Le Temps (13 mars 2012) a cru bon d’offrir une tribune à Shlomo Ben Ami, ancien ministre des Affaires étrangères israélien, afin qu’il s’exprime sur la répression et la guerre en Syrie.
Avec une parfaite mauvaise foi, l’auteur parle de l’hostilité résolue du gouvernement syrien à l’encontre d’Israël, du danger qui menace les minorités – Chrétiens, Druzes et Kurdes – si ce régime venait à s’effondrer, et de la présence d’Al-Qaida, qui serait, je cite : « probablement à l’origine de certaines des récentes atrocités terroristes commises à Alep et à Homs » !
Je pense que je ne suis pas le seul lecteur à être scandalisé par les propos de Shlomo Ben Ami.
Premièrement, il est évident que face à la révolution syrienne, le gouvernement despotique de Bachar el-Assad sert de rempart à l’Etat d’Israël. Les dictatures arabes ont toutes, sans exception, collaboré avec l’Etat sioniste pour se protéger d’un ennemi commun : le mouvement islamique – notamment celui des Frères musulmans – qui n’a cessé de réclamer l’établissement de gouvernements respectueux de la volonté populaire. Car le printemps arabe, cela est évident, sonne comme une menace pour les militaires israéliens.
Deuxièmement, la communauté internationale agit dans le but de transformer cet élan révolutionnaire en une guerre civile. Il s’agit d’instaurer le chao en Syrie, comme cela s’est produit en Irak. Or, cette volonté machiavélique, confirmée par les faits, relève d’un plan fixé par l’Organisation Sioniste mondiale qui affirmait dans la revue Kivounim (Orientation, Jérusalem, n° 14, février 1982) : « L’éclatement de la Syrie et de l’Irak en régions déterminées sur la base de critères ethniques ou religieux, doit être, à long terme, un but prioritaire pour Israël, la première étape étant la destruction de la puissance militaire de ces États. »

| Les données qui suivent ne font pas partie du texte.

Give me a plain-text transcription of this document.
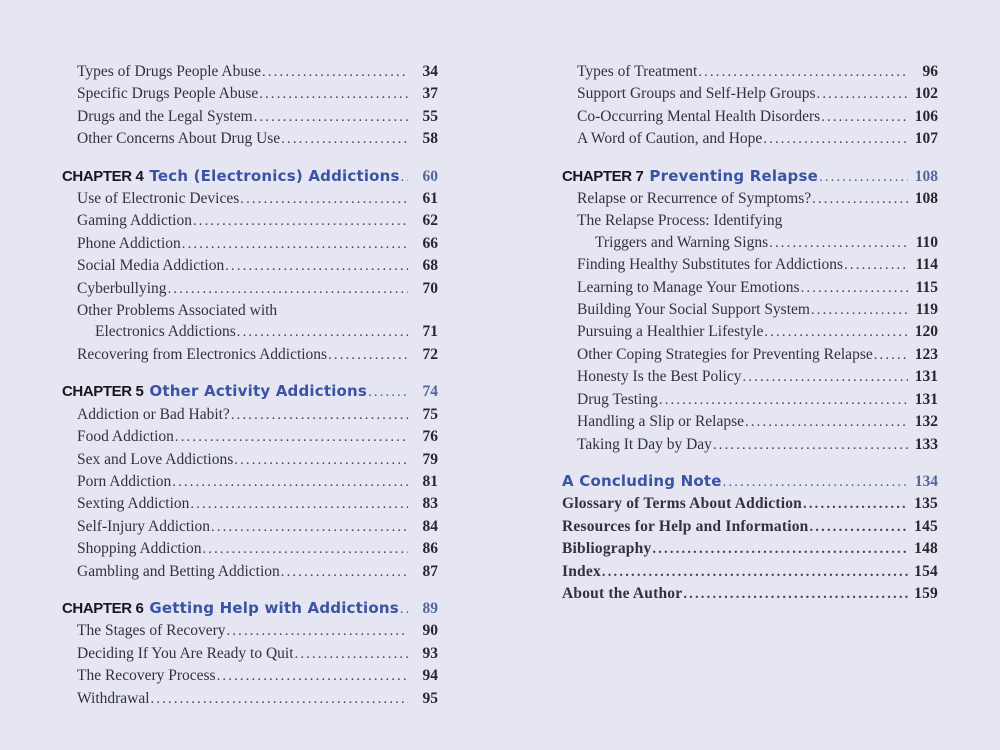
Types of Drugs People Abuse .....	34
Specific Drugs People Abuse .....	37
Drugs and the Legal System .....	55
Other Concerns About Drug Use .....	58
CHAPTER 4 Tech (Electronics) Addictions .....	60
Use of Electronic Devices .....	61
Gaming Addiction .....	62
Phone Addiction .....	66
Social Media Addiction .....	68
Cyberbullying .....	70
Other Problems Associated with
Electronics Addictions .....	71
Recovering from Electronics Addictions .....	72
CHAPTER 5 Other Activity Addictions .....	74
Addiction or Bad Habit? .....	75
Food Addiction .....	76
Sex and Love Addictions .....	79
Porn Addiction .....	81
Sexting Addiction .....	83
Self-Injury Addiction .....	84
Shopping Addiction .....	86
Gambling and Betting Addiction .....	87
CHAPTER 6 Getting Help with Addictions .....	89
The Stages of Recovery .....	90
Deciding If You Are Ready to Quit .....	93
The Recovery Process .....	94
Withdrawal .....	95
Types of Treatment .....	96
Support Groups and Self-Help Groups .....	102
Co-Occurring Mental Health Disorders .....	106
A Word of Caution, and Hope .....	107
CHAPTER 7 Preventing Relapse .....	108
Relapse or Recurrence of Symptoms? .....	108
The Relapse Process: Identifying
Triggers and Warning Signs .....	110
Finding Healthy Substitutes for Addictions .....	114
Learning to Manage Your Emotions .....	115
Building Your Social Support System .....	119
Pursuing a Healthier Lifestyle .....	120
Other Coping Strategies for Preventing Relapse .....	123
Honesty Is the Best Policy .....	131
Drug Testing .....	131
Handling a Slip or Relapse .....	132
Taking It Day by Day .....	133
A Concluding Note .....	134
Glossary of Terms About Addiction .....	135
Resources for Help and Information .....	145
Bibliography .....	148
Index .....	154
About the Author .....	159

Troisièmement, le fait d’attribuer à la nébuleuse d’Al-Qaida les atrocités commises par les soldats de Bachar à Homs et Alep est aberrant. A la question : « Damas rejette la faute sur les terroristes armés par l’étranger. En avez-vous vu ? », le Docteur Jacques Bérès, cofondateur de Médecin sans frontières, qui a observé l’horreur sur place en tentant d’aider les habitants de Homs, répond : « Il n’y a pas de terroristes armés par l’étranger. Cela fait partie de la propagande menteuse de ce régime. » (Tribune de Genève, le 14 mars 2012)
Propagande reprise par Shlomo Ben Ami, qui révèle que pour l’heure, Israël n’a aucun intérêt à ce que les révolutionnaires renversent le tyran de Damas trop vite.